(Editor's Note: The following is the 78th of 100 stories regarding government regulation from the book Shattered Dreams, written by the National Center for Public Policy Research. CNSNews.com will publish an additional story each day.)
Larry Squires, a veterinarian since 1948, owned a corporation in New Mexico that disposed of production water from oil and gas wells until the U.S. Environmental Protection Agency (EPA) took his property without compensation.
Squires owns land that contains a playa lake (sinkholes that gather rainwater approximately once every 100 to 200 years) ideal for the disposal of these wastes because its bed consists of thick, red clay that is impermeable to water.
A 1987 EPA determination said that the lake did not fall under the jurisdiction of the Clean Water Act. Therefore, the disposal of oil field brine (saltwater) on the property was allowed. Squires created Laguna Gatuna, Inc., thereafter, and the firm invested in the installation of pipelines from the lake to nearby oil and gas wells.
In 1992, the EPA monitored the playa for water quality. When it noticed dead birds in the area of the lake, the EPA decided that Laguna Gatuna, Inc., had violated the Clean Water Act by discharging pollutants without the EPA's permission. The EPA claimed that the lake "provides a significant nesting, feeding and loafing area for migrating birds, including shorebirds, ducks, coots, grebes and raptors." On the rare occasion that natural rainwater accumulates in the sinkholes, the playa could be regulated by the Clean Water Act because birds landing on these puddles "are engaged in interstate commerce."

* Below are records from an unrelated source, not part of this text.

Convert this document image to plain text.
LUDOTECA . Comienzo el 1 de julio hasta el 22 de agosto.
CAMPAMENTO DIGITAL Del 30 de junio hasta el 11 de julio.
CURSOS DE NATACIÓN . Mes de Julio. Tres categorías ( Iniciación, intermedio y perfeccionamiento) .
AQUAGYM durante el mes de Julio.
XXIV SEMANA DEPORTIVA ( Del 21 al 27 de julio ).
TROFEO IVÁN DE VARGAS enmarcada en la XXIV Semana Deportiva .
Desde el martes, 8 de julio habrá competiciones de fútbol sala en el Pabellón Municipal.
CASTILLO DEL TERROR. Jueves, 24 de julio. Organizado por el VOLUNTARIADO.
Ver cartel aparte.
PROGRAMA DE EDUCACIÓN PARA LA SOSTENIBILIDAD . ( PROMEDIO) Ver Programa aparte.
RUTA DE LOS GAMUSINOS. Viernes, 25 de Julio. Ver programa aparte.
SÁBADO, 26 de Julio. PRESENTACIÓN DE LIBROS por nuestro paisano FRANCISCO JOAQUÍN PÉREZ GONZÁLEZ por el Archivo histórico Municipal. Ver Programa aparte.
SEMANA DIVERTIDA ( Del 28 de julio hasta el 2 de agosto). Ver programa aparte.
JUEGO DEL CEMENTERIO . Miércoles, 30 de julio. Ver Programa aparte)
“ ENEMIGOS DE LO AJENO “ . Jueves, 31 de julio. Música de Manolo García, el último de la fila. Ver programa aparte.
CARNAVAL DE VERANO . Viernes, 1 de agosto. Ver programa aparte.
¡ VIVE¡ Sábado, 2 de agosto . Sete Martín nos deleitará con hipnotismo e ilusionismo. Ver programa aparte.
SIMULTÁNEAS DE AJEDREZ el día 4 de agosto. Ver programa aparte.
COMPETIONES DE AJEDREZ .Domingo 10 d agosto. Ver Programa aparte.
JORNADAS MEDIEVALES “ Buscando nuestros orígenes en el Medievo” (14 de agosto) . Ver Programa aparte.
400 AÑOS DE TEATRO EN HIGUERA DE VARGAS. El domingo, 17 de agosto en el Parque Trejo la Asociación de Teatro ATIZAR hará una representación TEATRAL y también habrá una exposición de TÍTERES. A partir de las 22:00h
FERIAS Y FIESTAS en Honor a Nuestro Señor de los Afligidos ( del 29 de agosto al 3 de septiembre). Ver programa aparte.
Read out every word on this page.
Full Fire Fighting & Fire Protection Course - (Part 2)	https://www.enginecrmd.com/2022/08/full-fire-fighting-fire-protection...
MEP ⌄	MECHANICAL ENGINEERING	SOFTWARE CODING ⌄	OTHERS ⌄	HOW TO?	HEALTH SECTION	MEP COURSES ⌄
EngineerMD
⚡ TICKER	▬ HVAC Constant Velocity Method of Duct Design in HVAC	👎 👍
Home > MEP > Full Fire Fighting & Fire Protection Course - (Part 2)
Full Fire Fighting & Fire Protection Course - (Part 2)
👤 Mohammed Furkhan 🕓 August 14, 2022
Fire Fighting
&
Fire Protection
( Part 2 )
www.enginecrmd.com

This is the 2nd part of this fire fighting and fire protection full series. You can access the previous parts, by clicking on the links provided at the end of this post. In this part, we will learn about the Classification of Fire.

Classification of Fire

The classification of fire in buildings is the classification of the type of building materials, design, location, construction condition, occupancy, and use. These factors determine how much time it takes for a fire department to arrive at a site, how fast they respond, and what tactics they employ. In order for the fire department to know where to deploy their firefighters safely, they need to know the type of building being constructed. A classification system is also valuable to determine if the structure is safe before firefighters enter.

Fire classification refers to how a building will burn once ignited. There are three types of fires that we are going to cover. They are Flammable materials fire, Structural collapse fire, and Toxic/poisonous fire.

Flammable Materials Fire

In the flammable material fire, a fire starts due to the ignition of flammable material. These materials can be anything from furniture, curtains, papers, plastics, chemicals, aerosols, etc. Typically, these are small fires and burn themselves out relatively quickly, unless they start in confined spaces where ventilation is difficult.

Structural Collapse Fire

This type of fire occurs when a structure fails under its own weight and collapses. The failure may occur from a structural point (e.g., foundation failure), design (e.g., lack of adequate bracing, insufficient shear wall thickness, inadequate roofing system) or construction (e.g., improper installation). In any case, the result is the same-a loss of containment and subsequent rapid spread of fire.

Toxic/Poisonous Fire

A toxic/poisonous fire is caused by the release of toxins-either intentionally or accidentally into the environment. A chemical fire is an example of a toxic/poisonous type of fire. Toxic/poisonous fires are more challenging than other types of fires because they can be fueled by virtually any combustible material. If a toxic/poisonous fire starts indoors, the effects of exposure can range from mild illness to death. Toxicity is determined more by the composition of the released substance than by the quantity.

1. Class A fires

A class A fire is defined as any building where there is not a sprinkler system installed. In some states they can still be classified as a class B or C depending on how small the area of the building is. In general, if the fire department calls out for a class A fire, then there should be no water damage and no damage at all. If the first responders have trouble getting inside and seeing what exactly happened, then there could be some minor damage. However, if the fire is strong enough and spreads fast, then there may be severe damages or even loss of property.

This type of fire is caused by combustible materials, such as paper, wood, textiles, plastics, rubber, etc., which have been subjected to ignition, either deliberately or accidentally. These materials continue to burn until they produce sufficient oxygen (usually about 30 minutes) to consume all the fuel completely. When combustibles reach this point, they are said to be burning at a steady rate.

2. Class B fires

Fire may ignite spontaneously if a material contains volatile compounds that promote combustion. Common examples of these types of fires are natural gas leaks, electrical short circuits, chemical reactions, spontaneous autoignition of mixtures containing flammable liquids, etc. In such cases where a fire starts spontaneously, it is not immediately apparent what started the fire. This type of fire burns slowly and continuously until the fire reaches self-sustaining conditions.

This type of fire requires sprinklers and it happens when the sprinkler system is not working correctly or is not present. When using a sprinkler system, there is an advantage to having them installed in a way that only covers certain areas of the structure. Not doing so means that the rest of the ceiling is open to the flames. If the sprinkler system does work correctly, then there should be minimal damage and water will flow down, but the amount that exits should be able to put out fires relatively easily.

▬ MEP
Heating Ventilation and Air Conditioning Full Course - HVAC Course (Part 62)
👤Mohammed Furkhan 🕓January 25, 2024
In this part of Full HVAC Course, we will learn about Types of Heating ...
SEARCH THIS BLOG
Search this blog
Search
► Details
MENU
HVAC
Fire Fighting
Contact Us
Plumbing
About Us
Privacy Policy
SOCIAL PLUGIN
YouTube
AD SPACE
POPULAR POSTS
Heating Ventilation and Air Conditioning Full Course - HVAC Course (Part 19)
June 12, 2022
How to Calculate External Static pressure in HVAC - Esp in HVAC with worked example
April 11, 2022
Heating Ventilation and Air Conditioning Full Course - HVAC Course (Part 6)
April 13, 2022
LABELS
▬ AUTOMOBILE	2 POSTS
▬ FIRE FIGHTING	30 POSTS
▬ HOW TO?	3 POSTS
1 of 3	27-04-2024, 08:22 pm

The EPA issued a cease and desist order to Laguna Gatuna, Inc., and threatened to impose a $100,000-a-day fine should the company continue to dispose of production water on the land.
The company had no choice but to shut down immediately. It asked for "just compensation" for its loss of property value, but the U.S. Federal District Court in New Mexico and the U.S. Court of Appeals held that the courts did not have the jurisdiction to pursue the case because EPA orders under the Clean Water Act are not open to judicial review.
Fortunately for Squires, in 2001, the Supreme Court struck down the Migratory Bird Rule under the Clean Water Act in SWANCC v. U.S. Army Corps of Engineers. Since then, Squires has pursued his own case for compensation and, in September 2001, the U.S. Court of Federal Claims ruled in his favor. The court found that the Laguna Gatuna's numerous investments made in anticipation of future company progress had been destroyed by the EPA's regulatory order. Consequently, the agency's action constituted a "taking" that warranted compensation.
Because Larry Squires has cancer, he has tried to close the deal quickly by negotiating directly with the government for compensation and attorney's fees. As a result, however, the current amount of settlement is "about half what it was worth," according to Squires.